Brexit is obviously going to happen, there should be little doubt about it at this point, however London can get some special treatment. Theresa May’s speech on Tuesday outlined that the government is aiming to protect the interests of London’s financial sector, but at this point all this largely hinges on the position of the European Union on the matter, or so people say.

In actuality the UK is in a pretty good position from a negotiating standpoint when it comes to a free trade agreement. Here is why - while the UK has a net £20 billion surplus when it comes to services, the goods net trade deficit with the EU is of nearly £100 billion with the European Union in 2015.

The difference is clearly a worry for German manufacturers more than it is for the UK financial sector in nominal terms. This is the position of the UK government that is committed to following the result of the Brexit referendum. The alternative scenario of not adhering to the vote would greatly undermine the UK’s democratic process.

Looking at the UK's balance with the rest of the world, its service sector exports a net of £67 billion in services, and imports a net of £30 billion in goods.

The Broker’s Perspective - Refocus Globally

This is the time to focus on the brokers’ perspective in case of a clear EU break with no passporting rights into the EU. Financial services clients from China, India, the Middle East and North Africa have much more confidence in doing business with London than with any other European city.
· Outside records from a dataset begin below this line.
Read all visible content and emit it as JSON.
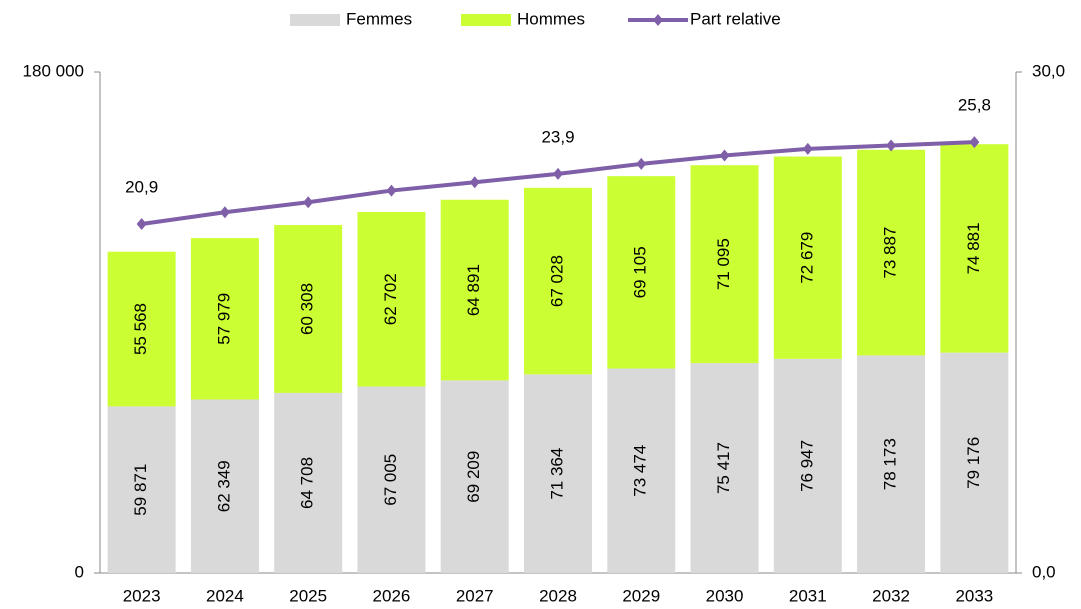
{
  "chart_data": {
    "type": "bar-line",
    "categories": [
      "2023",
      "2024",
      "2025",
      "2026",
      "2027",
      "2028",
      "2029",
      "2030",
      "2031",
      "2032",
      "2033"
    ],
    "series": [
      {
        "name": "Femmes",
        "type": "bar",
        "color": "#d9d9d9",
        "values": [
          59871,
          62349,
          64708,
          67005,
          69209,
          71364,
          73474,
          75417,
          76947,
          78173,
          79176
        ],
        "value_labels": [
          "59 871",
          "62 349",
          "64 708",
          "67 005",
          "69 209",
          "71 364",
          "73 474",
          "75 417",
          "76 947",
          "78 173",
          "79 176"
        ]
      },
      {
        "name": "Hommes",
        "type": "bar",
        "color": "#ccff33",
        "values": [
          55568,
          57979,
          60308,
          62702,
          64891,
          67028,
          69105,
          71095,
          72679,
          73887,
          74881
        ],
        "value_labels": [
          "55 568",
          "57 979",
          "60 308",
          "62 702",
          "64 891",
          "67 028",
          "69 105",
          "71 095",
          "72 679",
          "73 887",
          "74 881"
        ]
      },
      {
        "name": "Part relative",
        "type": "line",
        "axis": "y2",
        "color": "#7f5fa8",
        "values": [
          20.9,
          21.6,
          22.2,
          22.9,
          23.4,
          23.9,
          24.5,
          25.0,
          25.4,
          25.6,
          25.8
        ],
        "value_labels": [
          "20,9",
          null,
          null,
          null,
          null,
          "23,9",
          null,
          null,
          null,
          null,
          "25,8"
        ]
      }
    ],
    "ylim": [
      0,
      180000
    ],
    "yticks": [
      0,
      {
        "value": 180000,
        "label": "180 000"
      }
    ],
    "y2lim": [
      0,
      30
    ],
    "y2ticks": [
      {
        "value": 0,
        "label": "0,0"
      },
      {
        "value": 30,
        "label": "30,0"
      }
    ],
    "legend": "top"
  }
}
Granted, some business in the European Union will become tougher and not all brokers will have the ability to obtain a license on the continent, or at least not very quickly. What the brokers should do is not focus on ‘Brexit means Brexit’, but on the new hype that Theresa May is pushing - 'Global Britain'.

Time to Expand Outside of the EU

Brokers should be urgently moving towards a global focus and using the leverage that they have with FCA regulation. Targeting EU clients has been relatively easy when compared to the rest of the world, so additional financial commitments will be needed, but as the European Commission ironically points out, “over the next 10 to 15 years, 90% of world demand will be generated outside Europe”.

The trust in FCA regulation around the globe is substantial. Brokers have all the opportunities in the world they can hope for. While the European Union becomes more difficult to operate in, the rest of the world is starting to open up to the world of financial markets and the need for brokerage services will only increase if a Donald Trump presidency delivers on the big hopes that are associated with it.

Transitioning Great Britain into ‘Global Britain’ is not an easy thing and the UK government knows this. That said, it has already started building bridges with the Trump administration and is steering the UK once again into closer ties with the US. This only makes sense since the likelihood of Democrats and Labor winning any election in the coming several years is quite slim.